O STF formou maioria para tornar réus três policiais envolvidos na apuração do caso Marielle Franco e do motorista Anderson Gomes. Rivaldo Barbosa de Araújo Júnior, Giniton Lages e Marco Antonio de Barros Pinto são acusados de associação criminosa e obstrução de justiça. Os ministros acompanharam o relator Alexandre de Moraes; faltou o voto da ministra Cármen Lúcia.

A denúncia foi apresentada pelo Ministério Público Federal antes do julgamento marcado para fevereiro no STF. Os três policiais são acusados de integrar uma organização criminosa dentro da Polícia Civil do Rio de Janeiro, com atuação para obstruir a investigação.
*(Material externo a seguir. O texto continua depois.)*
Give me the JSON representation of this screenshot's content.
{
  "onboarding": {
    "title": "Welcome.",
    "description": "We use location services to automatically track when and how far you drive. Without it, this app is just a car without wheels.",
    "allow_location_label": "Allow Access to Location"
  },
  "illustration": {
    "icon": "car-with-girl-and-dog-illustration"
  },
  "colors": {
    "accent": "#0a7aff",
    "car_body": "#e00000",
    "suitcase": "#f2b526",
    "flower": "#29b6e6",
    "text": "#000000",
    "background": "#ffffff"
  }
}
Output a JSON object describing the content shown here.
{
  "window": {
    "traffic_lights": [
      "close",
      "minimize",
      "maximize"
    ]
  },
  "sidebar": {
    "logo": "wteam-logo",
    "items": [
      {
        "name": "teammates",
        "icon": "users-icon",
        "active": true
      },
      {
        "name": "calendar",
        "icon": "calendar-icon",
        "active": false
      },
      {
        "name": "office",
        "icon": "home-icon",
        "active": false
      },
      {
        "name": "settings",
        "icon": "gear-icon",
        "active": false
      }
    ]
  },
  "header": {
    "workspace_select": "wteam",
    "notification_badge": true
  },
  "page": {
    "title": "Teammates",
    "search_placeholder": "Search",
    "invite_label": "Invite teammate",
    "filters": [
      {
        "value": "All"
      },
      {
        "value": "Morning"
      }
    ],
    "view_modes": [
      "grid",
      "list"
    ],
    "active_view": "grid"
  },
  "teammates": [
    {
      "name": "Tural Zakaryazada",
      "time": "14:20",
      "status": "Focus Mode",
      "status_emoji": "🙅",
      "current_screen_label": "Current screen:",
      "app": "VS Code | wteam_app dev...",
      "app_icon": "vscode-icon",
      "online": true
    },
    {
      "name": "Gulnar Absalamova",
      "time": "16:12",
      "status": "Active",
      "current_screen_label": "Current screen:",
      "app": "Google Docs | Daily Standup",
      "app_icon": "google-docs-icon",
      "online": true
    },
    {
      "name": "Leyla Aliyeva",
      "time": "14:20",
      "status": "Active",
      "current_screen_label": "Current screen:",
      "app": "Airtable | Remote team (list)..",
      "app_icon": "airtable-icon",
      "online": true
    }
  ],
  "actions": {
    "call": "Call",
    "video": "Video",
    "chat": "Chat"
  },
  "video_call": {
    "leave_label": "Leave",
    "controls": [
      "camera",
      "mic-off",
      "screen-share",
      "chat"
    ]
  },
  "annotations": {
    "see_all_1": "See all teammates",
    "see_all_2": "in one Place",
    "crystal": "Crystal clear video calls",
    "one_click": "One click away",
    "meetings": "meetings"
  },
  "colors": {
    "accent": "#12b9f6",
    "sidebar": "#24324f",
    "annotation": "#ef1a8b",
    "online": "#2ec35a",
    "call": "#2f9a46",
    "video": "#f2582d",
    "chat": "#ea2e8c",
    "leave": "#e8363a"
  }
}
Segundo a PGR, a estrutura criminosa teria atuado para esconder provas, fabricar versões, manipular testemunhas, incriminar inocentes e dificultar a identificação dos mandantes dos homicídios de Marielle e Anderson.

Na decisão anterior, Moraes rejeitou os argumentos de defesa sobre foro, duplo grau de jurisdição, inépcia da denúncia e insuficiência de provas, mantendo a denúncia e a responsabilização dos réus.

Denúncia e contexto

A acusação sustenta que Rivaldo, Giniton e Barros teriam atuado para impedir a elucidação do duplo homicídio, colaborando com outros agentes para coibir investigações e facilitar a impunidade.

Em março, a Primeira Turma do STF condenou, em decisão unânime, os supostos mandantes do crime: Marielle Franco e Anderson Gomes. As sentenças anteriores incluíram penas de 56 a 76 anos para os envolvidos.

Ainda não há conclusão sobre o desdobramento do processo contra os investigados na denúncia apresentada pela PGR, que seguirá trilhando o rito processual até eventual julgamento.